Understanding Transferable Representation Learning and Zero-shot Transfer in CLIP
This work addresses the problem of improving multi-modal learning for researchers and practitioners by providing theoretical insights and a more effective method, though it is incremental as it builds directly on CLIP.
The paper tackles the lack of theoretical understanding of CLIP's transferable representation learning and zero-shot transfer, proposing a new CLIP-type approach that achieves better performance than CLIP and other state-of-the-art methods on benchmark datasets.
Multi-modal learning has become increasingly popular due to its ability to leverage information from different data sources (e.g., text and images) to improve the model performance.
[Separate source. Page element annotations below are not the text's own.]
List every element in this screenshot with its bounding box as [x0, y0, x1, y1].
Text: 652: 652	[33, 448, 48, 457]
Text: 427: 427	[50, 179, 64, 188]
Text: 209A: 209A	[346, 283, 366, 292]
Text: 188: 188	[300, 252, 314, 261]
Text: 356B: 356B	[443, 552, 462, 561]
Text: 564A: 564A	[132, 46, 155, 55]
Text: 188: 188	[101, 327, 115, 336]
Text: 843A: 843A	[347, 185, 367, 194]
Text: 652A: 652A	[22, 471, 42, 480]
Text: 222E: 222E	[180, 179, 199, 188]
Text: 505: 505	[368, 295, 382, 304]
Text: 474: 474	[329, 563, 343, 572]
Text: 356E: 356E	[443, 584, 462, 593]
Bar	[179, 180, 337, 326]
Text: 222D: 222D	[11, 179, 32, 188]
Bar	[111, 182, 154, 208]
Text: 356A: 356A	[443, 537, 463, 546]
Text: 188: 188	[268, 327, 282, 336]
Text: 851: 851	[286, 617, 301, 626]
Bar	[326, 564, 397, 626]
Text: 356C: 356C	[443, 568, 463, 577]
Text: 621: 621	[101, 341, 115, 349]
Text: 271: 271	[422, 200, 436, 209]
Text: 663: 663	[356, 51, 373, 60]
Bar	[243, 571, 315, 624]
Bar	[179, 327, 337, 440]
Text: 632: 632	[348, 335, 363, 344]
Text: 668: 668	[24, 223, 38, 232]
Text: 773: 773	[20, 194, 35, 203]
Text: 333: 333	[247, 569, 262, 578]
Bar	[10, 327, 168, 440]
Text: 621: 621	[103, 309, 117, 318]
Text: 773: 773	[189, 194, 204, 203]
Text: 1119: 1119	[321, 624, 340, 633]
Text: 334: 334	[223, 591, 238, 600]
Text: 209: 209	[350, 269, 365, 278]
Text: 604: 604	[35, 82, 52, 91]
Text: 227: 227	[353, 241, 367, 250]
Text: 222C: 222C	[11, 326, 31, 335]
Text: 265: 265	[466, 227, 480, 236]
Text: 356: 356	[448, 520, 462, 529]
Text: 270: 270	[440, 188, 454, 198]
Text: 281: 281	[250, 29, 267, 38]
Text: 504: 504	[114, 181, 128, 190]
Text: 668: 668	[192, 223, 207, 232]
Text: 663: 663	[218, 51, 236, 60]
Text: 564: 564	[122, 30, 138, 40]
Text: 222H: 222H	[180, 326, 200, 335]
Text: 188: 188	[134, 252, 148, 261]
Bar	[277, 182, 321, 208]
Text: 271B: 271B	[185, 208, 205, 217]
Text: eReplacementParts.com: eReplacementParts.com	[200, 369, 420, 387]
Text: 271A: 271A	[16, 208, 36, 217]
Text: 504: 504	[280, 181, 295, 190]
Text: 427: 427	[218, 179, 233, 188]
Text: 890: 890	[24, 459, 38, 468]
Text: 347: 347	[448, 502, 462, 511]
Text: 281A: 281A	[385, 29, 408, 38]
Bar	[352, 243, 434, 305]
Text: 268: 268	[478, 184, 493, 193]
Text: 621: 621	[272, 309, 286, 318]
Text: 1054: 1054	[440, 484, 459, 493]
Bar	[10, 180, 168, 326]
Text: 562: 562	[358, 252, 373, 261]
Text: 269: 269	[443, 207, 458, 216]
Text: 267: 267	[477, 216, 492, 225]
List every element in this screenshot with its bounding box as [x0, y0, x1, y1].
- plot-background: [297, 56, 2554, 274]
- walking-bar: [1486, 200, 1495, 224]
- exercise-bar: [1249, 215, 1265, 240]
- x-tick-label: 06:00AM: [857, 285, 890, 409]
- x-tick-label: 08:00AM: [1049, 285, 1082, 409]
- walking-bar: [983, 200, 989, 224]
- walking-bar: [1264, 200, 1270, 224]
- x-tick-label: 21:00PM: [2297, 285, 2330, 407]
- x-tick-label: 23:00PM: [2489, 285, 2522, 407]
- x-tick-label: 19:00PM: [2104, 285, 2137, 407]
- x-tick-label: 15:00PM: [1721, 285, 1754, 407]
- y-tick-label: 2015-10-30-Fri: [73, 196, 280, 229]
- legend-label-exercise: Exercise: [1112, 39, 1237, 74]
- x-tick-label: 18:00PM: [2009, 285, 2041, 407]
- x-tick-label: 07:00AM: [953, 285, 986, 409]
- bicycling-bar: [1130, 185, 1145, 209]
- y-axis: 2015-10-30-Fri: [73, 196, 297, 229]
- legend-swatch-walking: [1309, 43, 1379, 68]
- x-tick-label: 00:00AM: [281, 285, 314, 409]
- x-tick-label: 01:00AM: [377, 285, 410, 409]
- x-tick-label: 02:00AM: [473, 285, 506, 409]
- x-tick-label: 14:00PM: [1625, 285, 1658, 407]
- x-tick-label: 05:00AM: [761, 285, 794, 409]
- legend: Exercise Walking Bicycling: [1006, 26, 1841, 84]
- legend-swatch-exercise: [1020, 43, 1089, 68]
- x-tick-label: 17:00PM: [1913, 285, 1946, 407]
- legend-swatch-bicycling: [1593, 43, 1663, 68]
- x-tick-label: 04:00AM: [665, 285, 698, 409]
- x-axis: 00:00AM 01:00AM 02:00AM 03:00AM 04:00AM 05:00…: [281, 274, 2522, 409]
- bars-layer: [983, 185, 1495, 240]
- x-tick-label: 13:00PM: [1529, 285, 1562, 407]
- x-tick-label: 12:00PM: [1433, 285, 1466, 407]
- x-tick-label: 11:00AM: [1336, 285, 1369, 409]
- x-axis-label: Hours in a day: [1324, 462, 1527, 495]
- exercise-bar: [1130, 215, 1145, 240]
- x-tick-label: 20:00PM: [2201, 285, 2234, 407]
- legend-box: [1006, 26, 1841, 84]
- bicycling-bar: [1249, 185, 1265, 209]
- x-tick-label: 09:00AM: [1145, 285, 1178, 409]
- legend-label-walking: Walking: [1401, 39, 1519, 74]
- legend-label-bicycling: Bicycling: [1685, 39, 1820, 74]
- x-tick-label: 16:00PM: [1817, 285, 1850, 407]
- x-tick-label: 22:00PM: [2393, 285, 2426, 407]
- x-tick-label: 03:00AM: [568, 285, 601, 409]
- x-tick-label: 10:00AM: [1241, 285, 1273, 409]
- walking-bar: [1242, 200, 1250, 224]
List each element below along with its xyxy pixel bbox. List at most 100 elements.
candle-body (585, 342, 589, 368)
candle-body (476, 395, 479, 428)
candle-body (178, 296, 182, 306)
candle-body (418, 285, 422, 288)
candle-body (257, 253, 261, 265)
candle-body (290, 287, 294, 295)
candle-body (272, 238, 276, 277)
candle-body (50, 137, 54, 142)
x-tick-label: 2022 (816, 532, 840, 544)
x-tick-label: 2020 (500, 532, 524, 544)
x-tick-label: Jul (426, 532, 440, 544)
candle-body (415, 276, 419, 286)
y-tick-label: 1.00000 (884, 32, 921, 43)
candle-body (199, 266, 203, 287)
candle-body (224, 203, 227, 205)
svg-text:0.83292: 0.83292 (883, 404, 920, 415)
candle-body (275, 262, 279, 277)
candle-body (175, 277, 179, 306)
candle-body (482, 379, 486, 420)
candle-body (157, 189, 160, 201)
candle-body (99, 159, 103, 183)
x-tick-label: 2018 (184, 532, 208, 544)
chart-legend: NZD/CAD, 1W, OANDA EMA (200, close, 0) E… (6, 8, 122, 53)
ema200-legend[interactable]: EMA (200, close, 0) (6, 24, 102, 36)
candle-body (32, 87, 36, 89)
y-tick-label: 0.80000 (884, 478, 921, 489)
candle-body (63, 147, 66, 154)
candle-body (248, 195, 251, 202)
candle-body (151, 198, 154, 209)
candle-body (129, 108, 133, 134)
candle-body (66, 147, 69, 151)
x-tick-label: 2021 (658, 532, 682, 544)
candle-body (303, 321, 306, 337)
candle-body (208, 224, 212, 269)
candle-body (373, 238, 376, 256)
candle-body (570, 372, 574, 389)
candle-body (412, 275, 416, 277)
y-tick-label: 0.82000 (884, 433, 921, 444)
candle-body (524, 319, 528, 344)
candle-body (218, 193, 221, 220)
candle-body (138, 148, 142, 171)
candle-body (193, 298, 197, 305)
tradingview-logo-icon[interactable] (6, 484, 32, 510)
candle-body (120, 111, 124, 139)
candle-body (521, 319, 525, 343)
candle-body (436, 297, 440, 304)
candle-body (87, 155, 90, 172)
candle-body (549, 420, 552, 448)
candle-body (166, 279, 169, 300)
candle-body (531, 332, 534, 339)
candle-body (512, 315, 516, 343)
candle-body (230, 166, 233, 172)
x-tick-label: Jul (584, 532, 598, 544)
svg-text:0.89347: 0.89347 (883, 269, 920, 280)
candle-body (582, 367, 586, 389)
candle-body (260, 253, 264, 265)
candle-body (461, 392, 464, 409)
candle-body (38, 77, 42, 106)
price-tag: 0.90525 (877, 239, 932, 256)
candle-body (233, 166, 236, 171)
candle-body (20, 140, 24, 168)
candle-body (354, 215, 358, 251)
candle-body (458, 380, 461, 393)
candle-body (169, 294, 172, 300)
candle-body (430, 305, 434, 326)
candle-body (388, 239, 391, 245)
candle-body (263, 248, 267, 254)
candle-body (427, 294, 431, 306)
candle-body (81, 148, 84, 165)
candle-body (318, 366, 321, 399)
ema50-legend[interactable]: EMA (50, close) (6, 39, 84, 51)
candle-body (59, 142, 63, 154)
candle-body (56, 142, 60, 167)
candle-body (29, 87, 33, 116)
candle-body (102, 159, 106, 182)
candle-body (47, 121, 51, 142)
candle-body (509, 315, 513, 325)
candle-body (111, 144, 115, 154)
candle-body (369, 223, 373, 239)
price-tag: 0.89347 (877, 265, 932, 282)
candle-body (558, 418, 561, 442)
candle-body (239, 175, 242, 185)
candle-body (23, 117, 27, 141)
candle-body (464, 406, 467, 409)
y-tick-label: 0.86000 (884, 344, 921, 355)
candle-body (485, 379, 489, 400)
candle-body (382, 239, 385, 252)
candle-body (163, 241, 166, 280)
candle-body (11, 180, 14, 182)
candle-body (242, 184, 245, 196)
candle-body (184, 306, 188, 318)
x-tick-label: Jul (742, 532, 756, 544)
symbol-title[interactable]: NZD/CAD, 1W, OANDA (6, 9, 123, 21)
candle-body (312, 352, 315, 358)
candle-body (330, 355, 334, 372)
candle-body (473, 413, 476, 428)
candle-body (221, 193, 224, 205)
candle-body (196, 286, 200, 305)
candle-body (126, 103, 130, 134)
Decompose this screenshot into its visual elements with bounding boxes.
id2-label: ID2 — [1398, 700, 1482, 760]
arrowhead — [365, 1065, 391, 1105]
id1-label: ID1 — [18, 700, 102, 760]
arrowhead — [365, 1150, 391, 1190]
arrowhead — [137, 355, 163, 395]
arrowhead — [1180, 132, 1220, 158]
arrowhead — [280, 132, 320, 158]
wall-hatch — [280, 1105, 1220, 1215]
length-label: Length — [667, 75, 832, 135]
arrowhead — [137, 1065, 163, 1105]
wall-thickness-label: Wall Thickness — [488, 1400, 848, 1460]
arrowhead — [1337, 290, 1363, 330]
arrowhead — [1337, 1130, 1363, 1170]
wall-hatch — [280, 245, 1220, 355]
Recently, CLIP has emerged as an effective approach that employs vision-language contrastive pretraining to learn joint image and text representations and exhibits remarkable performance in zero-shot learning and text-guided natural image generation. Despite the huge practical success of CLIP, its theoretical understanding remains elusive. In this paper, we formally study transferrable representation learning underlying CLIP and demonstrate how features from different modalities get aligned. We also analyze its zero-shot transfer performance on the downstream tasks. Inspired by our analysis, we propose a new CLIP-type approach, which achieves better performance than CLIP and other state-of-the-art methods on benchmark datasets.